I need a little help with Matlab code for the method mentioned in this paper for computing the inverse of the matrix.
In this paper, the author presented scaled Newton iteration given by $X_{k+1} = \alpha_{k+1}(2I - X_{k}A)X_{k}, k = 0, 1, 2, \ldots$ for a given matrix $A$.
Initial approximation $X_{0} = \alpha_{0}A^t$ , $\alpha_{0} = \frac{2}{\sigma_{\min}+\sigma_{\max}}$ , $\sigma_{\min}$, $\sigma_{\max}$ are the the minimum and maximum singular values of the matrix $A$.

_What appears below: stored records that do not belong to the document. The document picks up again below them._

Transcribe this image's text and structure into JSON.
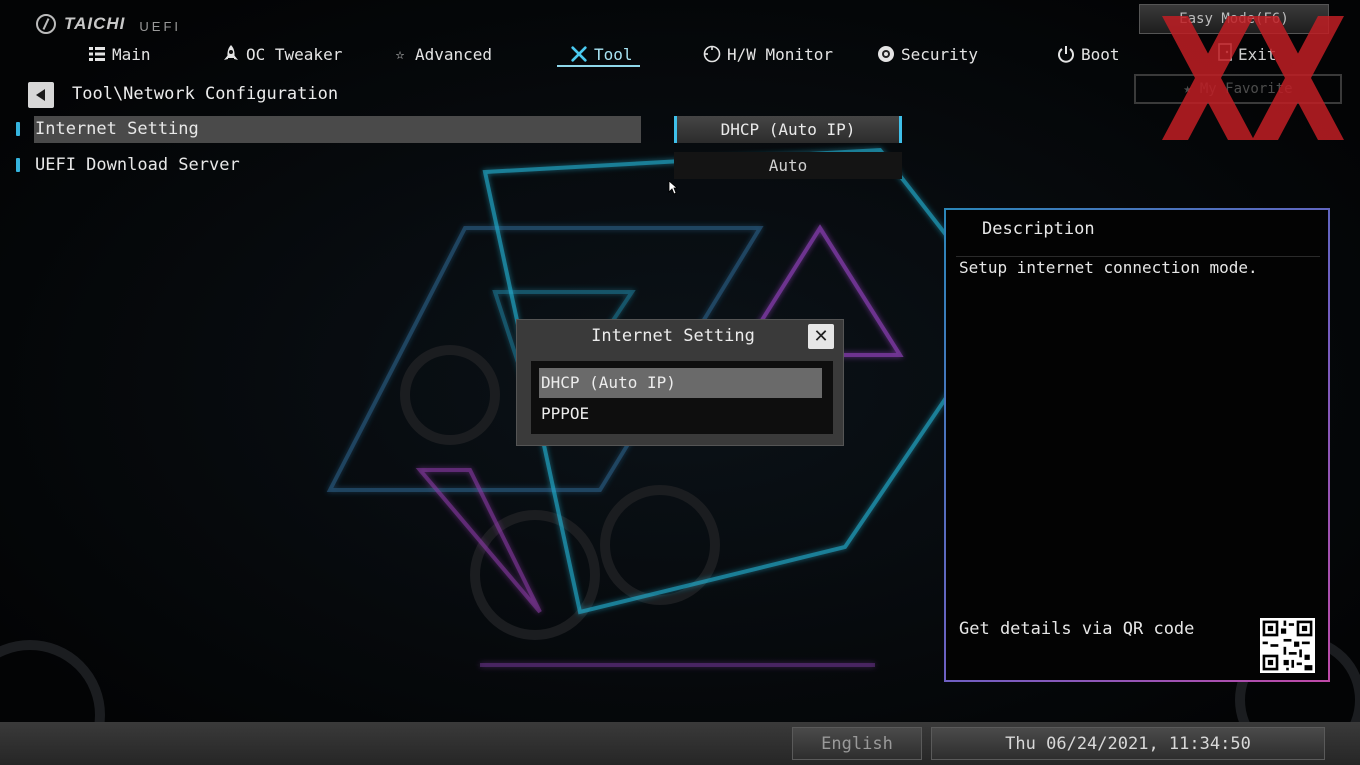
{
  "brand": {
    "name": "TAICHI",
    "sub": "UEFI"
  },
  "nav": {
    "items": [
      {
        "label": "Main",
        "icon": "list-icon"
      },
      {
        "label": "OC Tweaker",
        "icon": "rocket-icon"
      },
      {
        "label": "Advanced",
        "icon": "star-icon"
      },
      {
        "label": "Tool",
        "icon": "tools-icon",
        "active": true
      },
      {
        "label": "H/W Monitor",
        "icon": "monitor-icon"
      },
      {
        "label": "Security",
        "icon": "shield-icon"
      },
      {
        "label": "Boot",
        "icon": "power-icon"
      }
    ],
    "exit_label": "Exit",
    "easy_mode_label": "Easy Mode(F6)",
    "favorite_label": "My Favorite"
  },
  "breadcrumb": "Tool\\Network Configuration",
  "settings": [
    {
      "label": "Internet Setting",
      "value": "DHCP (Auto IP)"
    },
    {
      "label": "UEFI Download Server",
      "value": "Auto"
    }
  ],
  "description": {
    "title": "Description",
    "text": "Setup internet connection mode.",
    "qr_label": "Get details via QR code"
  },
  "popup": {
    "title": "Internet Setting",
    "options": [
      "DHCP (Auto IP)",
      "PPPOE"
    ],
    "selected": "DHCP (Auto IP)"
  },
  "footer": {
    "language": "English",
    "datetime": "Thu 06/24/2021, 11:34:50"
  },
  "colors": {
    "accent": "#3fc0ea",
    "watermark": "#c01e24"
  }
}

$\alpha_{k+1} = \frac{2}{1+(2 - \rho_{k} )\rho_{k}}$
$\rho_{0} = \alpha_{0} \sigma_{\min}$
$\rho_{k+1} = \alpha_{k+1} (2 - \rho _{k} )\rho_{k} $
Here is the algorithm that I want to implement in Matlab.
- Find singular values $\sigma_1 \geq \sigma_2\ldots \geq\sigma_{r}$ of $A$
- $\alpha_{0} = \frac{2}{\sigma_{r}^{2}+\sigma_{1}^2}$
- $\rho_{0} = \alpha_{0} \sigma_{r}$
- $X_{0} = \alpha_{0}A^t$
- for $k = 1, 2\ldots\quad$: $\alpha_k = \frac{2}{[1 + (2 - \rho_{k-1})\rho_{k-1}]}$
- $X_{k} = \alpha_{k}(2I - X_{k-1}A)X_{k-1}$
- $\rho_{k} = \alpha_{k} (2 - \rho_{k-1})\rho_{k-1}$
Here is the matlab code that I have made
A = rand(5); % given matrix
svds = svd(A) % singular value of the matrix A
s = min(svds) %smallest singular value
s1 = max(svds) %lsrgest singular value
s2 = s^2 + s1^2
alpha0 = 2/s2 %alphazero
rho0 = alpha0 *s
x0 = alpha0*A'; %initial approximation
I = eye(5)
iter = 0
for i = 1:20
a1 = 2/(1 + (2 - rho0)*rho0)
g1 = x0+x0*(I - A*x0);
x1 = a1*(g1); % approximation of inverse
rho1 = a1*(2*rh0 -rh0*rh0 )
x0 = g1;
rho0 = rho1
iter = iter +1
end
This code gives the correct result. But after few iterations, the values of rho1 and a1 coincide and become 1 and, hence, it is taking an equal number of iterations compared to the classical Newton iteration. While it should take less number of iterations as mentioned in the paper. I want to know where I am wrong.